You've opened up a can of worms here. Some good advice about slowing down your changes with lowering brush opacity and rate here.
But, there are more basic problems to discuss in this picture that occur again and again in portrait retouching. First, the job you did on the "bags" or circles under the eyes is good for a beginner, but, especially when working on a man or a "normal" woman (not a fashion shot with a beautiful model who has had her makeup airbrushed on to an otherwordly smoothness), your cloning here makes what I consider a common error; while you removed the offending eye bags, you also removed all skin texture and slightly changed the color and brightness of the affected areas. This also is the case when you clone out any other facial "fault." It is very hard and time consuming to add the skin texture back after removal and to keep the skin color, overall brightness and brightness "ramp" looking realistic, but it can be done with practice. Bringing it over, in modfied form, from other areas of the face using a combination of cloning and healing brushes usually works; sometimes more creative measures, like texture mapping, need to be taken.

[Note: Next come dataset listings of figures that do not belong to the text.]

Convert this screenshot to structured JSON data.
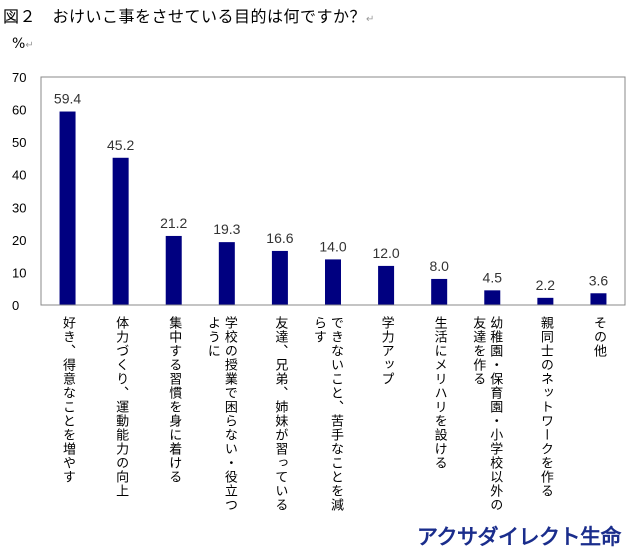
{
  "chart_data": {
    "type": "bar",
    "title": "図２　おけいこ事をさせている目的は何ですか？",
    "ylabel": "%",
    "xlabel": "",
    "ylim": [
      0,
      70
    ],
    "yticks": [
      0,
      10,
      20,
      30,
      40,
      50,
      60,
      70
    ],
    "grid": false,
    "bar_color": "#000080",
    "categories": [
      "好き、得意なことを増やす",
      "体力づくり、運動能力の向上",
      "集中する習慣を身に着ける",
      "学校の授業で困らない・役立つ\nように",
      "友達、兄弟、姉妹が習っている",
      "できないこと、苦手なことを減\nらす",
      "学力アップ",
      "生活にメリハリを設ける",
      "幼稚園・保育園・小学校以外の\n友達を作る",
      "親同士のネットワークを作る",
      "その他"
    ],
    "values": [
      59.4,
      45.2,
      21.2,
      19.3,
      16.6,
      14.0,
      12.0,
      8.0,
      4.5,
      2.2,
      3.6
    ],
    "value_labels": [
      "59.4",
      "45.2",
      "21.2",
      "19.3",
      "16.6",
      "14.0",
      "12.0",
      "8.0",
      "4.5",
      "2.2",
      "3.6"
    ]
  },
  "brand": "アクサダイレクト生命",
  "para_mark": "↵"
}
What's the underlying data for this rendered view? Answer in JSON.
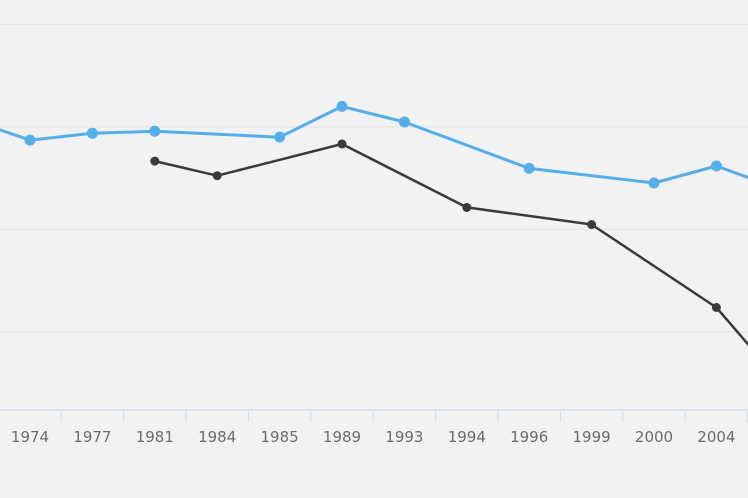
{
  "chart_data": {
    "type": "line",
    "categories": [
      "1974",
      "1977",
      "1981",
      "1984",
      "1985",
      "1989",
      "1993",
      "1994",
      "1996",
      "1999",
      "2000",
      "2004"
    ],
    "series": [
      {
        "color": "#55aee8",
        "values": [
          37.3,
          38.7,
          39.1,
          null,
          37.9,
          44.2,
          41.0,
          null,
          31.5,
          null,
          28.5,
          32.0
        ]
      },
      {
        "color": "#3a3a3a",
        "values": [
          null,
          null,
          33.0,
          30.0,
          null,
          36.5,
          null,
          23.5,
          null,
          20.0,
          null,
          3.0
        ]
      }
    ],
    "leading_values": [
      {
        "series": 0,
        "value": 39.5
      }
    ],
    "trailing_values": [
      {
        "series": 0,
        "value": 29.5
      },
      {
        "series": 1,
        "value": -5.0
      }
    ],
    "ylim": [
      -18,
      66
    ],
    "grid": true,
    "gridline_values": [
      -2,
      19,
      40,
      61
    ]
  }
}
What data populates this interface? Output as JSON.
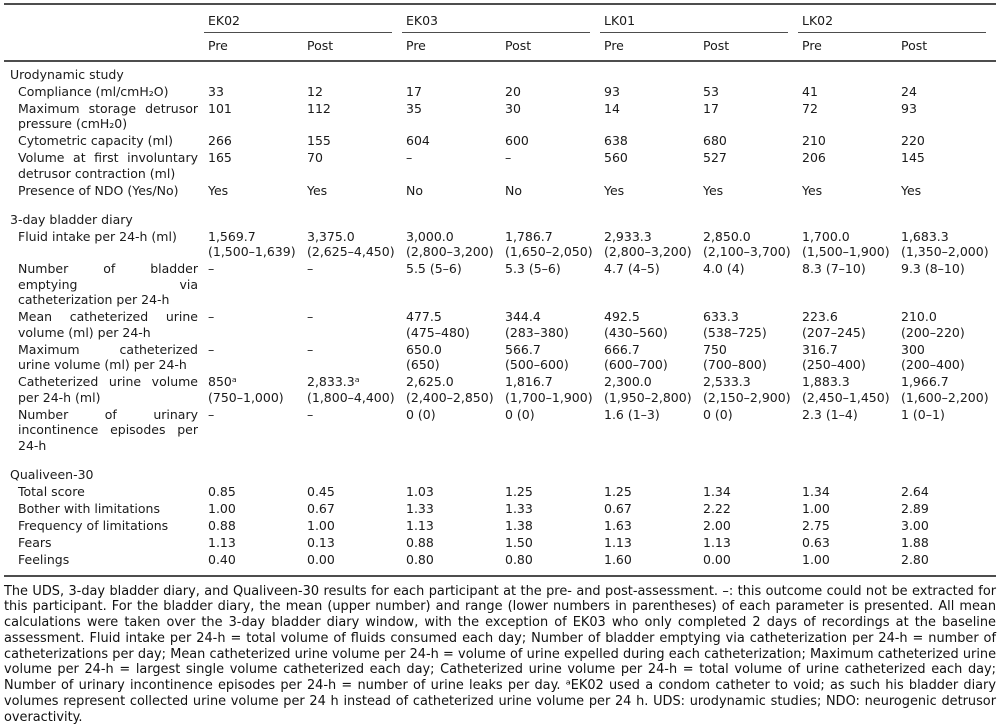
{
  "header": {
    "groups": [
      "EK02",
      "EK03",
      "LK01",
      "LK02"
    ],
    "sub": [
      "Pre",
      "Post",
      "Pre",
      "Post",
      "Pre",
      "Post",
      "Pre",
      "Post"
    ]
  },
  "sections": [
    {
      "title": "Urodynamic study",
      "rows": [
        {
          "label": "Compliance (ml/cmH₂O)",
          "values": [
            "33",
            "12",
            "17",
            "20",
            "93",
            "53",
            "41",
            "24"
          ]
        },
        {
          "label": "Maximum storage detrusor pressure (cmH₂0)",
          "values": [
            "101",
            "112",
            "35",
            "30",
            "14",
            "17",
            "72",
            "93"
          ]
        },
        {
          "label": "Cytometric capacity (ml)",
          "values": [
            "266",
            "155",
            "604",
            "600",
            "638",
            "680",
            "210",
            "220"
          ]
        },
        {
          "label": "Volume at first involuntary detrusor contraction (ml)",
          "values": [
            "165",
            "70",
            "–",
            "–",
            "560",
            "527",
            "206",
            "145"
          ]
        },
        {
          "label": "Presence of NDO (Yes/No)",
          "values": [
            "Yes",
            "Yes",
            "No",
            "No",
            "Yes",
            "Yes",
            "Yes",
            "Yes"
          ]
        }
      ]
    },
    {
      "title": "3-day bladder diary",
      "rows": [
        {
          "label": "Fluid intake per 24-h (ml)",
          "values": [
            "1,569.7\n(1,500–1,639)",
            "3,375.0\n(2,625–4,450)",
            "3,000.0\n(2,800–3,200)",
            "1,786.7\n(1,650–2,050)",
            "2,933.3\n(2,800–3,200)",
            "2,850.0\n(2,100–3,700)",
            "1,700.0\n(1,500–1,900)",
            "1,683.3\n(1,350–2,000)"
          ]
        },
        {
          "label": "Number of bladder emptying via catheterization per 24-h",
          "values": [
            "–",
            "–",
            "5.5 (5–6)",
            "5.3 (5–6)",
            "4.7 (4–5)",
            "4.0 (4)",
            "8.3 (7–10)",
            "9.3 (8–10)"
          ]
        },
        {
          "label": "Mean catheterized urine volume (ml) per 24-h",
          "values": [
            "–",
            "–",
            "477.5\n(475–480)",
            "344.4\n(283–380)",
            "492.5\n(430–560)",
            "633.3\n(538–725)",
            "223.6\n(207–245)",
            "210.0\n(200–220)"
          ]
        },
        {
          "label": "Maximum catheterized urine volume (ml) per 24-h",
          "values": [
            "–",
            "–",
            "650.0\n(650)",
            "566.7\n(500–600)",
            "666.7\n(600–700)",
            "750\n(700–800)",
            "316.7\n(250–400)",
            "300\n(200–400)"
          ]
        },
        {
          "label": "Catheterized urine volume per 24-h (ml)",
          "values": [
            "850ᵃ\n(750–1,000)",
            "2,833.3ᵃ\n(1,800–4,400)",
            "2,625.0\n(2,400–2,850)",
            "1,816.7\n(1,700–1,900)",
            "2,300.0\n(1,950–2,800)",
            "2,533.3\n(2,150–2,900)",
            "1,883.3\n(2,450–1,450)",
            "1,966.7\n(1,600–2,200)"
          ]
        },
        {
          "label": "Number of urinary incontinence episodes per 24-h",
          "values": [
            "–",
            "–",
            "0 (0)",
            "0 (0)",
            "1.6 (1–3)",
            "0 (0)",
            "2.3 (1–4)",
            "1 (0–1)"
          ]
        }
      ]
    },
    {
      "title": "Qualiveen-30",
      "rows": [
        {
          "label": "Total score",
          "values": [
            "0.85",
            "0.45",
            "1.03",
            "1.25",
            "1.25",
            "1.34",
            "1.34",
            "2.64"
          ]
        },
        {
          "label": "Bother with limitations",
          "values": [
            "1.00",
            "0.67",
            "1.33",
            "1.33",
            "0.67",
            "2.22",
            "1.00",
            "2.89"
          ]
        },
        {
          "label": "Frequency of limitations",
          "values": [
            "0.88",
            "1.00",
            "1.13",
            "1.38",
            "1.63",
            "2.00",
            "2.75",
            "3.00"
          ]
        },
        {
          "label": "Fears",
          "values": [
            "1.13",
            "0.13",
            "0.88",
            "1.50",
            "1.13",
            "1.13",
            "0.63",
            "1.88"
          ]
        },
        {
          "label": "Feelings",
          "values": [
            "0.40",
            "0.00",
            "0.80",
            "0.80",
            "1.60",
            "0.00",
            "1.00",
            "2.80"
          ]
        }
      ]
    }
  ],
  "footnote": "The UDS, 3-day bladder diary, and Qualiveen-30 results for each participant at the pre- and post-assessment. –: this outcome could not be extracted for this participant. For the bladder diary, the mean (upper number) and range (lower numbers in parentheses) of each parameter is presented. All mean calculations were taken over the 3-day bladder diary window, with the exception of EK03 who only completed 2 days of recordings at the baseline assessment. Fluid intake per 24-h = total volume of fluids consumed each day; Number of bladder emptying via catheterization per 24-h = number of catheterizations per day; Mean catheterized urine volume per 24-h = volume of urine expelled during each catheterization; Maximum catheterized urine volume per 24-h = largest single volume catheterized each day; Catheterized urine volume per 24-h = total volume of urine catheterized each day; Number of urinary incontinence episodes per 24-h = number of urine leaks per day. ᵃEK02 used a condom catheter to void; as such his bladder diary volumes represent collected urine volume per 24 h instead of catheterized urine volume per 24 h. UDS: urodynamic studies; NDO: neurogenic detrusor overactivity."
}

Regarding the problems encountered with areas of border between hair ends and whatever is behind it, encountered when you try to remove "messy" hair from around the face, this is a tough one to which there is never an easy answer. The best resolution is, as has already been mentioned here, to shoot it better so as to avoid this issue entirely. If that's not possible, cloning and healing other hair areas to re-cover the problem areas that you've purposely partially over-removed, while sometimes difficult, can be done. The same is true of recreating the new and necessary hair end points; although recreating the superfine and random nature of the hair ends in places further inside the rest of the hair or on top of parts of the face or background is hard, it is do-able, but very time consuming. Extremely fine and careful color selection, and PS plug-ins that accomplish the same task with more control, are your best friends here, along with a superfine brush to sometimes create just a few mock hairs at a time. Also, one must keep in mind that the area of sharp focus is all over the place where your subjects hair needs to be moved or removed, and, when recreating it just a little bit more neatly, one must maintain the same look of approximate sharpness or softness of the original.
This is a lot to digest, and it is overkill for most jobs, but it is probably important to gain the skills necessary to be able to do this stuff, when and if called upon to do so. Most likely someone will probably expect this of you sometime, if you are doing this commercially, but whether or not they will be willing to pay for the time necessary to accomplish it is an awful subject best left to discuss at another itme.